I was a bit anxious before we set out–I had not been to New Orleans since August 2005–a couple of weeks before The Storm. It was so good to be in the city again and to experience needed psychic healing by seeing a vibrant, energized city. Maybe it was the great weather but the peeps seemed joyful all around. We didn’t have any negative experiences. Everything was cool.
My first visit to New Orleans was when I was 13 years old. I went with my parents and we stayed on St. Charles. I fell in love with the city–it wasn’t just a teenage crush–I rode the streetcars up and down the line over and over again and longed to live there when I grew up. Something caught my eye in a small NOLA newspaper I picked up on that trip back in 1981. A notice for a poetry reading at The Maple Leaf Bar. Wow. Poetry. Cool! I was just beginning to write pimpled and hormone-soaked lines. I BEGGED my parents to take me or let me go on my own. I had never ever been to a poetry reading before. I had never ever been to a bar either but that didn’t factor into my comprehension of the potentially incredible, once in a lifetime possibility. A poetry reading sounded chic and exotic compared to my just up from the country-boudin and cracklin upbringing. I was really messed up when my parents wouldn’t let me go and I considered sneaking to Oak St. because I wanted to be there so badly. (Same thing happened when the Stones played the Superdome in 1981. It killed me that I couldn’t go.)
My old, fuddy-duddy folks were so lame! So I didn’t go and wouldn’t go for another 30 years.
Today was my first time ever at The Maple Leaf. Today I was actually a featured artist there thanks to Jonathan Penton of www.unlikelystories.org The Everette C. Maddox Memorial Prose & Poetry Reading held every Sunday at 3 PM in the courtyard of the Maple Leaf Bar is the longest running reading series in North America. It was a great high for me to read there and be a part of the Louisiana tradition.
We arrived during the third quarter of a home Saints game and the bar crowd was wild to put it mildly. The Saints won and the Unlikely Saints did too. Our readings were sublime in my humble opinion. I hated leaving at the start of the open mic but tonight’s a school night and we had a long drive home.
This weekend in New Orleans, among many things, I experienced the Good that poetry is and the Good it can do. There was “good” poetry (and prose) for certain but I think our group the Unlikely Saints (Jonathan Penton, Michael Harold, Frankie Metro, Wendy Taylor Carlisle, and Kristina Marshall) and our audiences experienced the Good Vibrations that can occur in optimum circumstances when lovers and makers of art gather to expeience creative work. Thanks to everyone who came out to listen, read, laugh with us. Most especially thanks to Jonathan for the invitation and all of his hard work.
Tuesday will be my birthday. 30 years from age 13, I have two completed manuscripts with good prospects, poems published in the double digits, a strong writing practice and lots of love and good energy surrounding me. This weekend was a circle completing and I hope to widen an (unbroken) circle in the future.

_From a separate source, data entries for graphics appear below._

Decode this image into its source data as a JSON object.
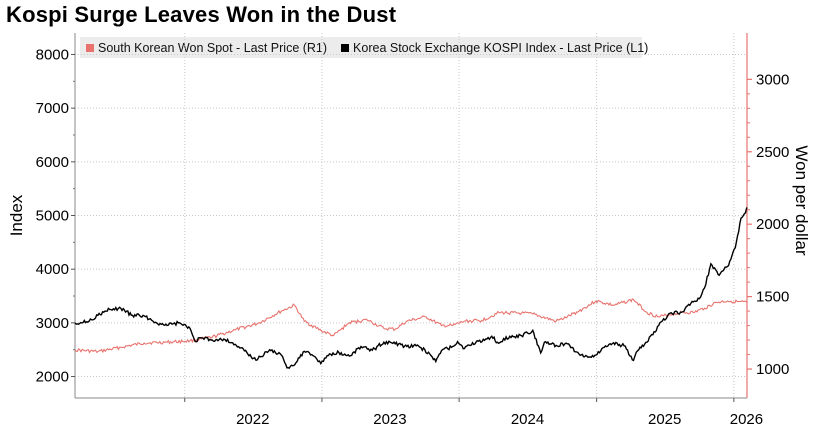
{
  "title": "Kospi Surge Leaves Won in the Dust",
  "legend": [
    {
      "label": "South Korean Won Spot - Last Price (R1)",
      "color": "#e8736e"
    },
    {
      "label": "Korea Stock Exchange KOSPI Index - Last Price (L1)",
      "color": "#000000"
    }
  ],
  "colors": {
    "won": "#e8736e",
    "kospi": "#000000",
    "right_axis": "#e8736e",
    "grid": "#c8c8c8"
  },
  "chart_data": {
    "type": "line",
    "title": "Kospi Surge Leaves Won in the Dust",
    "ylabel_left": "Index",
    "ylabel_right": "Won per dollar",
    "x_range": [
      "2021-03-15",
      "2026-02-05"
    ],
    "x_ticks": [
      {
        "label": "2022",
        "date": "2022-01-01"
      },
      {
        "label": "2023",
        "date": "2023-01-01"
      },
      {
        "label": "2024",
        "date": "2024-01-01"
      },
      {
        "label": "2025",
        "date": "2025-01-01"
      },
      {
        "label": "2026",
        "date": "2026-01-01"
      }
    ],
    "ylim_left": [
      1600,
      8400
    ],
    "yticks_left": [
      2000,
      3000,
      4000,
      5000,
      6000,
      7000,
      8000
    ],
    "ylim_right": [
      800,
      3320
    ],
    "yticks_right": [
      1000,
      1500,
      2000,
      2500,
      3000
    ],
    "grid": true,
    "legend_position": "top",
    "series": [
      {
        "name": "Korea Stock Exchange KOSPI Index - Last Price (L1)",
        "axis": "left",
        "points": [
          [
            "2021-03-15",
            3000
          ],
          [
            "2021-04-15",
            3020
          ],
          [
            "2021-05-15",
            3140
          ],
          [
            "2021-06-15",
            3250
          ],
          [
            "2021-07-15",
            3270
          ],
          [
            "2021-08-15",
            3140
          ],
          [
            "2021-09-15",
            3130
          ],
          [
            "2021-10-15",
            3010
          ],
          [
            "2021-11-15",
            2950
          ],
          [
            "2021-12-15",
            3000
          ],
          [
            "2022-01-15",
            2900
          ],
          [
            "2022-01-28",
            2660
          ],
          [
            "2022-02-15",
            2720
          ],
          [
            "2022-03-15",
            2680
          ],
          [
            "2022-04-15",
            2700
          ],
          [
            "2022-05-15",
            2600
          ],
          [
            "2022-06-15",
            2450
          ],
          [
            "2022-06-30",
            2330
          ],
          [
            "2022-07-15",
            2330
          ],
          [
            "2022-08-15",
            2500
          ],
          [
            "2022-09-15",
            2400
          ],
          [
            "2022-09-30",
            2160
          ],
          [
            "2022-10-15",
            2200
          ],
          [
            "2022-11-15",
            2470
          ],
          [
            "2022-12-15",
            2360
          ],
          [
            "2022-12-29",
            2240
          ],
          [
            "2023-01-15",
            2390
          ],
          [
            "2023-02-15",
            2450
          ],
          [
            "2023-03-15",
            2380
          ],
          [
            "2023-04-15",
            2560
          ],
          [
            "2023-05-15",
            2490
          ],
          [
            "2023-06-15",
            2640
          ],
          [
            "2023-07-15",
            2610
          ],
          [
            "2023-08-15",
            2560
          ],
          [
            "2023-09-15",
            2570
          ],
          [
            "2023-10-15",
            2420
          ],
          [
            "2023-10-31",
            2280
          ],
          [
            "2023-11-15",
            2480
          ],
          [
            "2023-12-15",
            2560
          ],
          [
            "2023-12-28",
            2650
          ],
          [
            "2024-01-15",
            2520
          ],
          [
            "2024-02-15",
            2640
          ],
          [
            "2024-03-15",
            2700
          ],
          [
            "2024-03-28",
            2750
          ],
          [
            "2024-04-15",
            2620
          ],
          [
            "2024-05-15",
            2750
          ],
          [
            "2024-06-15",
            2760
          ],
          [
            "2024-07-15",
            2860
          ],
          [
            "2024-08-05",
            2440
          ],
          [
            "2024-08-15",
            2640
          ],
          [
            "2024-09-15",
            2580
          ],
          [
            "2024-10-15",
            2610
          ],
          [
            "2024-11-15",
            2420
          ],
          [
            "2024-12-09",
            2360
          ],
          [
            "2024-12-30",
            2400
          ],
          [
            "2025-01-15",
            2520
          ],
          [
            "2025-02-15",
            2630
          ],
          [
            "2025-03-15",
            2570
          ],
          [
            "2025-04-09",
            2300
          ],
          [
            "2025-04-20",
            2480
          ],
          [
            "2025-05-15",
            2640
          ],
          [
            "2025-06-15",
            2950
          ],
          [
            "2025-07-15",
            3180
          ],
          [
            "2025-08-15",
            3200
          ],
          [
            "2025-09-15",
            3390
          ],
          [
            "2025-10-01",
            3450
          ],
          [
            "2025-10-15",
            3650
          ],
          [
            "2025-11-01",
            4100
          ],
          [
            "2025-11-20",
            3900
          ],
          [
            "2025-12-15",
            4050
          ],
          [
            "2026-01-05",
            4400
          ],
          [
            "2026-01-20",
            4950
          ],
          [
            "2026-02-01",
            5050
          ],
          [
            "2026-02-05",
            5150
          ]
        ]
      },
      {
        "name": "South Korean Won Spot - Last Price (R1)",
        "axis": "right",
        "points": [
          [
            "2021-03-15",
            1132
          ],
          [
            "2021-05-15",
            1120
          ],
          [
            "2021-07-15",
            1150
          ],
          [
            "2021-09-15",
            1180
          ],
          [
            "2021-11-15",
            1185
          ],
          [
            "2022-01-15",
            1195
          ],
          [
            "2022-03-15",
            1220
          ],
          [
            "2022-05-15",
            1270
          ],
          [
            "2022-07-15",
            1315
          ],
          [
            "2022-09-15",
            1400
          ],
          [
            "2022-10-20",
            1440
          ],
          [
            "2022-11-15",
            1330
          ],
          [
            "2022-12-30",
            1265
          ],
          [
            "2023-02-01",
            1230
          ],
          [
            "2023-03-15",
            1320
          ],
          [
            "2023-05-01",
            1340
          ],
          [
            "2023-06-15",
            1280
          ],
          [
            "2023-07-15",
            1275
          ],
          [
            "2023-08-15",
            1330
          ],
          [
            "2023-10-05",
            1360
          ],
          [
            "2023-11-15",
            1300
          ],
          [
            "2023-12-15",
            1300
          ],
          [
            "2024-01-15",
            1330
          ],
          [
            "2024-03-01",
            1335
          ],
          [
            "2024-04-16",
            1390
          ],
          [
            "2024-06-15",
            1385
          ],
          [
            "2024-07-15",
            1380
          ],
          [
            "2024-09-15",
            1330
          ],
          [
            "2024-10-15",
            1360
          ],
          [
            "2024-11-15",
            1400
          ],
          [
            "2024-12-30",
            1470
          ],
          [
            "2025-01-15",
            1460
          ],
          [
            "2025-02-15",
            1440
          ],
          [
            "2025-04-09",
            1480
          ],
          [
            "2025-05-15",
            1390
          ],
          [
            "2025-06-15",
            1360
          ],
          [
            "2025-07-15",
            1375
          ],
          [
            "2025-08-15",
            1390
          ],
          [
            "2025-09-15",
            1390
          ],
          [
            "2025-10-15",
            1420
          ],
          [
            "2025-11-15",
            1460
          ],
          [
            "2025-12-15",
            1470
          ],
          [
            "2026-01-10",
            1465
          ],
          [
            "2026-02-05",
            1460
          ]
        ]
      }
    ]
  }
}
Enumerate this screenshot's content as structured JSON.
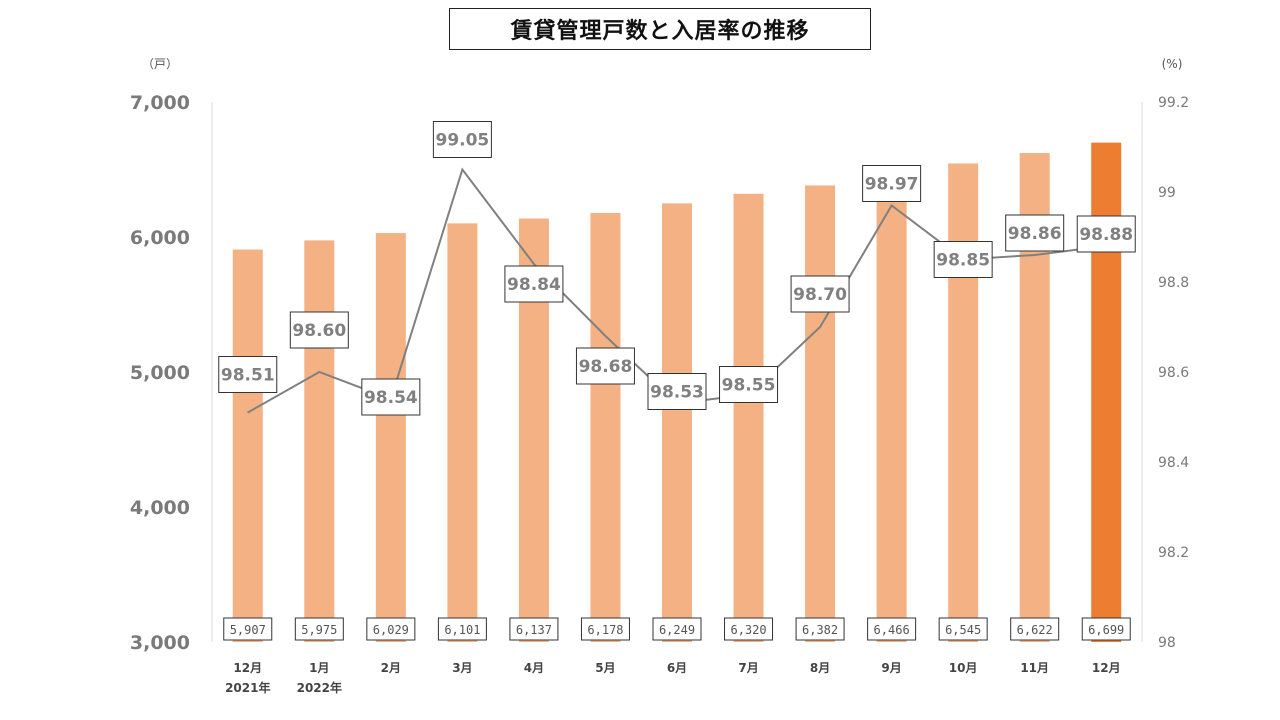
{
  "title": "賃貸管理戸数と入居率の推移",
  "chart_data": {
    "type": "bar",
    "title": "賃貸管理戸数と入居率の推移",
    "categories": [
      [
        "12月",
        "2021年"
      ],
      [
        "1月",
        "2022年"
      ],
      [
        "2月"
      ],
      [
        "3月"
      ],
      [
        "4月"
      ],
      [
        "5月"
      ],
      [
        "6月"
      ],
      [
        "7月"
      ],
      [
        "8月"
      ],
      [
        "9月"
      ],
      [
        "10月"
      ],
      [
        "11月"
      ],
      [
        "12月"
      ]
    ],
    "y_unit": "（戸）",
    "y2_unit": "(%)",
    "ylim": [
      3000,
      7000
    ],
    "yticks": [
      "3,000",
      "4,000",
      "5,000",
      "6,000",
      "7,000"
    ],
    "ytick_values": [
      3000,
      4000,
      5000,
      6000,
      7000
    ],
    "y2lim": [
      98,
      99.2
    ],
    "y2ticks": [
      "98",
      "98.2",
      "98.4",
      "98.6",
      "98.8",
      "99",
      "99.2"
    ],
    "y2tick_values": [
      98,
      98.2,
      98.4,
      98.6,
      98.8,
      99,
      99.2
    ],
    "series": [
      {
        "type": "bar",
        "axis": "left",
        "values": [
          5907,
          5975,
          6029,
          6101,
          6137,
          6178,
          6249,
          6320,
          6382,
          6466,
          6545,
          6622,
          6699
        ],
        "labels": [
          "5,907",
          "5,975",
          "6,029",
          "6,101",
          "6,137",
          "6,178",
          "6,249",
          "6,320",
          "6,382",
          "6,466",
          "6,545",
          "6,622",
          "6,699"
        ]
      },
      {
        "type": "line",
        "axis": "right",
        "values": [
          98.51,
          98.6,
          98.54,
          99.05,
          98.84,
          98.68,
          98.53,
          98.55,
          98.7,
          98.97,
          98.85,
          98.86,
          98.88
        ],
        "labels": [
          "98.51",
          "98.60",
          "98.54",
          "99.05",
          "98.84",
          "98.68",
          "98.53",
          "98.55",
          "98.70",
          "98.97",
          "98.85",
          "98.86",
          "98.88"
        ]
      }
    ],
    "grid": false,
    "colors": {
      "bar": "#f4b183",
      "bar_highlight": "#ed7d31",
      "line": "#808080"
    }
  }
}
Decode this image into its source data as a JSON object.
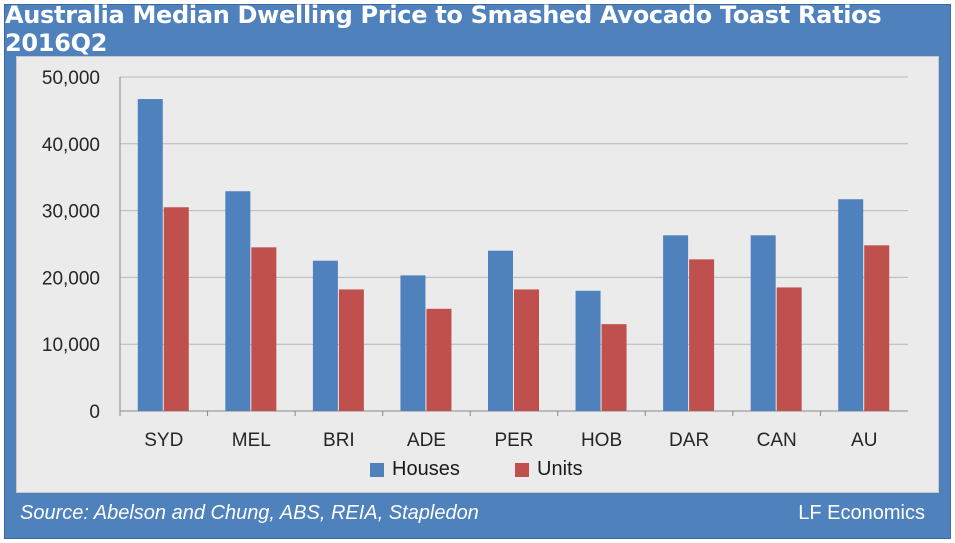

And I leave you with these humble words as a gift:
Bless you, you who create art. Believe in your craft; give to it as much as you can. Let it awaken you and be the matter of your dreams—
Your voice is both vulnerable and strong. Care for it. Bring the words which fly madly through you into the world through the discipline to which you adhere. Share it. Give it another life in someone’s mind and heart.
And follow this creed—
“Each success, no matter how small, in the practice of what I love is a lightning strike against the dark.”